Art. 824. As obrigações nulas não são suscetíveis de fiança, exceto se a nulidade resultar apenas de incapacidade pessoal do devedor.
Parágrafo único. A exceção estabelecida neste artigo não abrange o caso de mútuo feito a menor. 


Art. 837. O fiador pode opor ao credor as exceções que lhe forem pessoais, e as extintivas da obrigação que competem ao devedor principal, se não provierem simplesmente de incapacidade pessoal, salvo o caso do mútuo feito a pessoa menor.


 TRADUZINDO:

A fiança é contrato acessório, assim, segue a sorte do principal.  Havendo nulidade da obrigação principal, não haverá fiança (mas há uma exceção, da qual já trataremos). Por exemplo, em caso de fiança de dívida de jogo ou de objeto ilícito, ou em caso de fiança de dívida em que não houve a outorga uxória necessária, etc. Nesse casos, a obrigação principal é nula, e também o será a fiança.
A exceção é no caso de a nulidade da obrigação principal resultar da incapacidade pessoal do devedor. Nesse caso, a fiança segue existindo. Mas aqui também há uma exceção: em caso de mútuo feito a menor, a fiança também cai. Observe que aqui também há exceção (ahhh!): nos casos do art. 589, do Código Civil.

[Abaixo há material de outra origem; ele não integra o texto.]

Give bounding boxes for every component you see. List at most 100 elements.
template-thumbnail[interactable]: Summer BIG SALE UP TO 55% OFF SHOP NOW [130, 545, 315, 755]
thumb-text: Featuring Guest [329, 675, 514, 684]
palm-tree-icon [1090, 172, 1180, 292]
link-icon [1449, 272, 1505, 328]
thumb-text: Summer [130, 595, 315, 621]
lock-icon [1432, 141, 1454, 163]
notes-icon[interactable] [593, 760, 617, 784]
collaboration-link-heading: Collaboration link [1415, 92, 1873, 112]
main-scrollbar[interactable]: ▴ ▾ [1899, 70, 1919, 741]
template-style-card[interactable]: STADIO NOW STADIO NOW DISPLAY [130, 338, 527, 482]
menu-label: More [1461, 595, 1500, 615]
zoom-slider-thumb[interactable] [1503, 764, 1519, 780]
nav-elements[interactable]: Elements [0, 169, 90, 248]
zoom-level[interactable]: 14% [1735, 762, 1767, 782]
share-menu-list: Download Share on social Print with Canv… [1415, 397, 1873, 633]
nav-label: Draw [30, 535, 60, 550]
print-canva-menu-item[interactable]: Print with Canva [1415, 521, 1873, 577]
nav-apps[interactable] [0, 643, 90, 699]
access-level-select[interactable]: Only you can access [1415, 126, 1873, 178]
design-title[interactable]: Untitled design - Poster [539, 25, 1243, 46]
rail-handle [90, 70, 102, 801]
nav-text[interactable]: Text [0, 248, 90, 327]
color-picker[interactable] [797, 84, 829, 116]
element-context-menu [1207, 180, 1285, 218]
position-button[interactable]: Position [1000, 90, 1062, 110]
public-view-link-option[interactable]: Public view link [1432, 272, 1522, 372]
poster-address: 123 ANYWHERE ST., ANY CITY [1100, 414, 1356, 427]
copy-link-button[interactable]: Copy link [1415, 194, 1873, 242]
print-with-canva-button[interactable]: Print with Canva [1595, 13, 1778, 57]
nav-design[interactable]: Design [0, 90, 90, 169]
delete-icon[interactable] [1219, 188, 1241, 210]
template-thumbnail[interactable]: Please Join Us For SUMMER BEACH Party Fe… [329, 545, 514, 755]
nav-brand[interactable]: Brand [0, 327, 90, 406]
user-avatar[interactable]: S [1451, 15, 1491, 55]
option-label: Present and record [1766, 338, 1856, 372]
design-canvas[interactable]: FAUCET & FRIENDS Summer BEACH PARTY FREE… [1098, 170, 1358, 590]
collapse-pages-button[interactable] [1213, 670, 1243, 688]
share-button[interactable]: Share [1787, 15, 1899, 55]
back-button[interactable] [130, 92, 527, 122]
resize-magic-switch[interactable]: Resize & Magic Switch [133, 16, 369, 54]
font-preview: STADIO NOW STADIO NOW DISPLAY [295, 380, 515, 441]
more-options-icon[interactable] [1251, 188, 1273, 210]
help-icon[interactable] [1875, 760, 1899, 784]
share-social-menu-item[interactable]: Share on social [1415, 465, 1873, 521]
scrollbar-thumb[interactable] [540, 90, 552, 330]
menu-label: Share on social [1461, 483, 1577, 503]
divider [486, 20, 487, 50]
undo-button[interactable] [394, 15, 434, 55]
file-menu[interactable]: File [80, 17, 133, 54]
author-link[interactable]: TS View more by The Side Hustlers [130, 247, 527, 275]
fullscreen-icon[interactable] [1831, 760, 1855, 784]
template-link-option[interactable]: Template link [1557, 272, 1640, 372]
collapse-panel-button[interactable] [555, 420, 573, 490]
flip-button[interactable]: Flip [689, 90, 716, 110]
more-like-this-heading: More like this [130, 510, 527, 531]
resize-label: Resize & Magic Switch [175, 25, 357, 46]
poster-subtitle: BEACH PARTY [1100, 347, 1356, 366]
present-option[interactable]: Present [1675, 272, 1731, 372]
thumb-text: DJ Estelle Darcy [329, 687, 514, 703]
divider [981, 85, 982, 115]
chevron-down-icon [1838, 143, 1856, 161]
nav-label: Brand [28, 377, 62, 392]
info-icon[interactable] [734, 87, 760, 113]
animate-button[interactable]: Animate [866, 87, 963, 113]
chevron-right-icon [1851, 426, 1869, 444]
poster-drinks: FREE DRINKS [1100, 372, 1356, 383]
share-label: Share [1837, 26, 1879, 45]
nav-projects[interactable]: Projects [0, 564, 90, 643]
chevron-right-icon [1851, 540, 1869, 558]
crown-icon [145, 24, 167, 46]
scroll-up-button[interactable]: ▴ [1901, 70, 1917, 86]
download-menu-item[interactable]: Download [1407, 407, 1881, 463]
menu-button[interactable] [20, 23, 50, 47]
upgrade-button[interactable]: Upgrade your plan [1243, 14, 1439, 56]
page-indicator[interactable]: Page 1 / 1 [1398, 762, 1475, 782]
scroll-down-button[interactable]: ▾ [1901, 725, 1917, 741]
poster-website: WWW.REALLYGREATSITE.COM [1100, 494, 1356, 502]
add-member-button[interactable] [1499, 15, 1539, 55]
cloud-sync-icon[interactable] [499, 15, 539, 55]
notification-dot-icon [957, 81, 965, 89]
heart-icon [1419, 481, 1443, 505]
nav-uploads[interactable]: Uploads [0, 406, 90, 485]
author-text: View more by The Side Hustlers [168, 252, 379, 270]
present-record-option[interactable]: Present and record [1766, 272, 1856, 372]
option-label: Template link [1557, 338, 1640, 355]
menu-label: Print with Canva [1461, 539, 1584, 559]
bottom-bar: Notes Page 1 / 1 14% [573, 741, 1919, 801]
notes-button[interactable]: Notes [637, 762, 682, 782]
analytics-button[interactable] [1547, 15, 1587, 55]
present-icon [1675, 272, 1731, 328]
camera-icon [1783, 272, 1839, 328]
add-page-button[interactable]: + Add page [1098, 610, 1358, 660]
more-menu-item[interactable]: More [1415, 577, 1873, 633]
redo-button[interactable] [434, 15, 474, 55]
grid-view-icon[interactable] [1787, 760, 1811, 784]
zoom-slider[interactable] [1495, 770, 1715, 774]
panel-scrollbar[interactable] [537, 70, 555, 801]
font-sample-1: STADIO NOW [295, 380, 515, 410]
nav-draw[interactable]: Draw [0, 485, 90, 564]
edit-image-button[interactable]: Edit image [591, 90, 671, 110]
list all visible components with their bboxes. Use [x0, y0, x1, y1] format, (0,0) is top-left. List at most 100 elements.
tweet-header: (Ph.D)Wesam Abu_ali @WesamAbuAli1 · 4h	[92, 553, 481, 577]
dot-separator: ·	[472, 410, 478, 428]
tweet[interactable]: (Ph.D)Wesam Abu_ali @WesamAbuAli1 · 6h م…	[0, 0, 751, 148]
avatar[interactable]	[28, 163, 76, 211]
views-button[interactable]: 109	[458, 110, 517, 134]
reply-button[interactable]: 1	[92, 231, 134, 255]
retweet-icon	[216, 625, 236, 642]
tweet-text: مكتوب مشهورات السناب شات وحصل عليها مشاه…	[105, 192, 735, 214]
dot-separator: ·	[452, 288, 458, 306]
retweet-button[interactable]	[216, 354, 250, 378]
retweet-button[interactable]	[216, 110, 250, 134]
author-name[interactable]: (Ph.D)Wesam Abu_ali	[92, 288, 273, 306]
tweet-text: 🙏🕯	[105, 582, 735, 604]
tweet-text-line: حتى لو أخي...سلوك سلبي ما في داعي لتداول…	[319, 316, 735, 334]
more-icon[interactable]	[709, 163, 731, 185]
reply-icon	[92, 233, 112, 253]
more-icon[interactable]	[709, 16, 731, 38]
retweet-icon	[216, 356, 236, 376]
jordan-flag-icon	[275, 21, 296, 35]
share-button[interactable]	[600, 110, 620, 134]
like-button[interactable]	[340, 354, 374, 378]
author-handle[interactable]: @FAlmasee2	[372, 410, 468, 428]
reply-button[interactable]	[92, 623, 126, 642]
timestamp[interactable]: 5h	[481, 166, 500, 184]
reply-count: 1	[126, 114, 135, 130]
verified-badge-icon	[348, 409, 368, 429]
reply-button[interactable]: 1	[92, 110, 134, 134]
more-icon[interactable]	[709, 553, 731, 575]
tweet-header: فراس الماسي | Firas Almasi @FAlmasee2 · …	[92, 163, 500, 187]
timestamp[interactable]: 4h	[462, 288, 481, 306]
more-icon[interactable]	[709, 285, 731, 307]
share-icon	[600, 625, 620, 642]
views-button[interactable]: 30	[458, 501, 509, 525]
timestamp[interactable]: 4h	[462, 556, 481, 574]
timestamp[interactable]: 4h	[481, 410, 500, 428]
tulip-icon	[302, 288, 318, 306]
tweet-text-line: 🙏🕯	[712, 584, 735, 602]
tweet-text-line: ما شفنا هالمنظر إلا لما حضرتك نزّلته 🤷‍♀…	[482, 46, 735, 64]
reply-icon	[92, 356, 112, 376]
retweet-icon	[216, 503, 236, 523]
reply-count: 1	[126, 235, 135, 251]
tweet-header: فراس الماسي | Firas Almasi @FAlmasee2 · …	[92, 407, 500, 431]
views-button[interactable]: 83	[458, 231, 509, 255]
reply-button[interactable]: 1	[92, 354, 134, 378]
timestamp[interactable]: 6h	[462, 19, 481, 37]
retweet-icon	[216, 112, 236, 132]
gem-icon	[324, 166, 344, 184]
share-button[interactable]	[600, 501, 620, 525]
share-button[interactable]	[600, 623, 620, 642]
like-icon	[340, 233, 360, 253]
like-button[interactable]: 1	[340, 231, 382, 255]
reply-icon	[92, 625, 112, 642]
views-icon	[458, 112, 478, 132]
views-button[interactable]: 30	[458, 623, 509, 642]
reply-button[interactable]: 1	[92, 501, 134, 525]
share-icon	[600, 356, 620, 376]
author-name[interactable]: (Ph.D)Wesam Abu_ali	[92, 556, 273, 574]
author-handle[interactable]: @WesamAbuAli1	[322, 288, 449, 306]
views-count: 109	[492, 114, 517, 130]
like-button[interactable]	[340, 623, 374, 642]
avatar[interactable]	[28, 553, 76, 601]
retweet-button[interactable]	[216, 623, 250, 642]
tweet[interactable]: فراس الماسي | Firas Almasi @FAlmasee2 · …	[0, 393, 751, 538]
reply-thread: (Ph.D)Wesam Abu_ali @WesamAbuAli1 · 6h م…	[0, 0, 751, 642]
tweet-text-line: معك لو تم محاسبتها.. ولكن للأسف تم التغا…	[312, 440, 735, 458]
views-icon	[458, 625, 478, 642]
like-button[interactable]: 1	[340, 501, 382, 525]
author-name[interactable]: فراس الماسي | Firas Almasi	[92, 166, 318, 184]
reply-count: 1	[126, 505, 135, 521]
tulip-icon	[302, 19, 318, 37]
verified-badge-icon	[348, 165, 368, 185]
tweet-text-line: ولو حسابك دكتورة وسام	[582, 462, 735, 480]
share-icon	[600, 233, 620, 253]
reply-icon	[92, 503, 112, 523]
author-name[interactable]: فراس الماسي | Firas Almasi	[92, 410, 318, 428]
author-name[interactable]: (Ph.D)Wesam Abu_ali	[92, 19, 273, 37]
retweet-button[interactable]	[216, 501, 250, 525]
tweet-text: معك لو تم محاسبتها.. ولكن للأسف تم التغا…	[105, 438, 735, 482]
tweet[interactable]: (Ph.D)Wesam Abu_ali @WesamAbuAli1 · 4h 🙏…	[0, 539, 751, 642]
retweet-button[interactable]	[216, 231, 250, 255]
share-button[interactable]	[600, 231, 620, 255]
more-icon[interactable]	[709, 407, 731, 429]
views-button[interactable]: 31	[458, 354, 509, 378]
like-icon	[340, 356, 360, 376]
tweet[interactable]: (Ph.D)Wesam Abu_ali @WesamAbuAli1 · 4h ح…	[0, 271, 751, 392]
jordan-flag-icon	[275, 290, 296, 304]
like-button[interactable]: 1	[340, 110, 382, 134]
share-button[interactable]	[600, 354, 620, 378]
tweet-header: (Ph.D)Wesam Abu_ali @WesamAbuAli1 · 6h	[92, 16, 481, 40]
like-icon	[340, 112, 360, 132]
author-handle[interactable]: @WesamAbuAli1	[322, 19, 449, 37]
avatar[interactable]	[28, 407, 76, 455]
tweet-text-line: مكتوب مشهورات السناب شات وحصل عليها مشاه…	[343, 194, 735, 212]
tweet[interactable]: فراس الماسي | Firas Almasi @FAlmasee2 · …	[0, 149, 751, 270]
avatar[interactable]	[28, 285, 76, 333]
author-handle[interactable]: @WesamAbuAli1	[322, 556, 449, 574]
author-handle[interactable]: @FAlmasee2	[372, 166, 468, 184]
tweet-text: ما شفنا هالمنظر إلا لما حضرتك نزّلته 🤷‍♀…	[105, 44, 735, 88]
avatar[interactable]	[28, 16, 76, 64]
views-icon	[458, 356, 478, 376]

Para resumir tantas regras e exceções:

As obrigações nulas não são suscetíveis de fiança, salvo  se a nulidade resultar apenas de incapacidade pessoal do devedor, exceto em caso de mútuo feito a menor (salvo se houve ratificação de quem deveria ter dado a autorização, se foi contraído para alimentos do menor, se o menor tiver bens ganhos com o seu trabalho, se o empréstimo reverteu em benefício do menor;  se o menor obteve o empréstimo maliciosamente, pois nesses casos não há nulidade.)


Em detalhe: 


Regra: As obrigações nulas não são suscetíveis de fiança.
Exceção: se a nulidade resultar apenas de incapacidade pessoal do devedor, a fiança persiste.
               Exceção da exceção (ou seja, segue a regra): mútuo feito a menor é insuscetível de  fiança
                                    Exceções da exceção da exceção (a fiança persiste, pois a obrigação não será nula):
                                    I - se a pessoa, de cuja autorização necessitava o mutuário para contrair o empréstimo, o ratificar posteriormente;
                                    II - se o menor, estando ausente essa pessoa, se viu obrigado a contrair o empréstimo para os seus alimentos habituais;
                                    III - se o menor tiver bens ganhos com o seu trabalho. Mas, em tal caso, a execução do credor não lhes poderá ultrapassar as forças;
                                    IV - se o empréstimo reverteu em benefício do menor;
                                    V - se o menor obteve o empréstimo maliciosamente.